The Institute of Public Accountants (IPA) is one of the three legally recognised professional bodies for accountants in Australia, and one of Australia’s oldest representative professional bodies, formed in 1923. The IPA represents more than 35,000 members and students working in industry, commerce, government, academia and professional practice. (Wikipedia)
The institute recently rebranded with a new logo to better align with small businesses and lift its market presence.
The creative design of the logo is built on what we are referring to as “the power of three” and gives us much flexibility in our marketing approach as it could relate to the collective of our members, their small business clients and our business. Equally, it refers the three main regions we operate in: Australia, Asia and the UK.
“We believe the logo represents who we are: warm, open, full of integrity, knowledgeable, confident, self-assured and wise,” says Catherine Cleary, general manager of marketing at IPA.
The old logo featured an adaptation of a coat of arms that was historically used when the IPA was known by other names. It was said to represent “integrity, respect, teamwork and a dedication to knowledge and education”. Having a coat of arms certainly evinces the longevity of an organisation, and, by extension, its authority within its respective field. Sensibly, the coat of arms didn’t overwhelm the logo; instead, it appeared like a seal of approval or quality accompanying the full name. At that proportionately small size, though, it was hard to make out the details, so its inclusion was more symbolic than anything.
In regards to the type – Helvetica being used for the full name – it seemed superfluous to include two instances of the initialism in the logo. I think one should have been omitted depending on the context or size. I’m also not sure why the design couldn’t stick to just one sans-serif typeface – a bit of a visual discrepancy there. Add to that some alignment issues and the old logo simply looked a bit dated.
The rationale for the new logo mentions “the power of three”. I wasn’t sure how this came through in the design until I watched the brand video below. There is an animation at the 2:17 mark that shows how three blobs come together to form the new graphic device. While the brand page says it’s flexible as it could relate to this, that and the other, the flip side is that it’s not an ownable concept – any company could conceive a set of three qualities and attribute three shapes to them. Visually, I do like the irregularity of the, essentially, smooshed five-pointed star. I like the vibrancy of the new colour palette and how the letter A integrates into the shape.
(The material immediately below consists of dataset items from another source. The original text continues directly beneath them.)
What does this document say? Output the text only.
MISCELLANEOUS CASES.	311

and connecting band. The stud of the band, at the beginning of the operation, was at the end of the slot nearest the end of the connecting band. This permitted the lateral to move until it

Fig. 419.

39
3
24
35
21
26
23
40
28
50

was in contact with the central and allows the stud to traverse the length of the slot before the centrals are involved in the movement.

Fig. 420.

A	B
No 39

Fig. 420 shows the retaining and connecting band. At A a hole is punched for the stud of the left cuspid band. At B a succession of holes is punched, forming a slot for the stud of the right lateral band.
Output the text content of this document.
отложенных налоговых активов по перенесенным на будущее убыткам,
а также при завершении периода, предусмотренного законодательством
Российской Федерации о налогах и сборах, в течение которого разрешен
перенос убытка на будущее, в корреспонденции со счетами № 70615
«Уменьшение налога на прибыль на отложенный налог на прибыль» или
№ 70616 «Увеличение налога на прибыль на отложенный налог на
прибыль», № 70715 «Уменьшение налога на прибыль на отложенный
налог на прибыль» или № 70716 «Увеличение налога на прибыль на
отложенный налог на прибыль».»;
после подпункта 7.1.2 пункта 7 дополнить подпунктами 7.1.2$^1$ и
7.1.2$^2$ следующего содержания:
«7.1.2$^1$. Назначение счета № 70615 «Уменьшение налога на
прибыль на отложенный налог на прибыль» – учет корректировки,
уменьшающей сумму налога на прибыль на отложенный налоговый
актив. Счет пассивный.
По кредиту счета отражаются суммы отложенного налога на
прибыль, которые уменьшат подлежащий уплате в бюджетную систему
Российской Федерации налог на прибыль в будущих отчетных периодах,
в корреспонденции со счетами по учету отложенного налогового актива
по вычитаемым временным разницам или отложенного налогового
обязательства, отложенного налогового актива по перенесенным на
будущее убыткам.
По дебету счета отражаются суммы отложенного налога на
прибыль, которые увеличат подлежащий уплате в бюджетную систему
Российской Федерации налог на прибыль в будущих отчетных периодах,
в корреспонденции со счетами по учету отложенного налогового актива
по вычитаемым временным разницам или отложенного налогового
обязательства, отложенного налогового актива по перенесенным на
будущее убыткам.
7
It’s good to see that the new logo sticks to one typeface, DIN, the no-nonsense workhorse sans-serif with a technical look that seems suitable for a field that involves precision with numbers. The expanded tracking is also welcome.
Overall, the new logo is a definite visual improvement. It’s more scalable than before and opens up more options for using colour in corporate communications. The combination of the multicoloured graphic and plain typeface means it’s neither too playful nor too austere. While it no longer acknowledges the institute’s past, it’s the foundation for a personable new look that should hold up for years to come.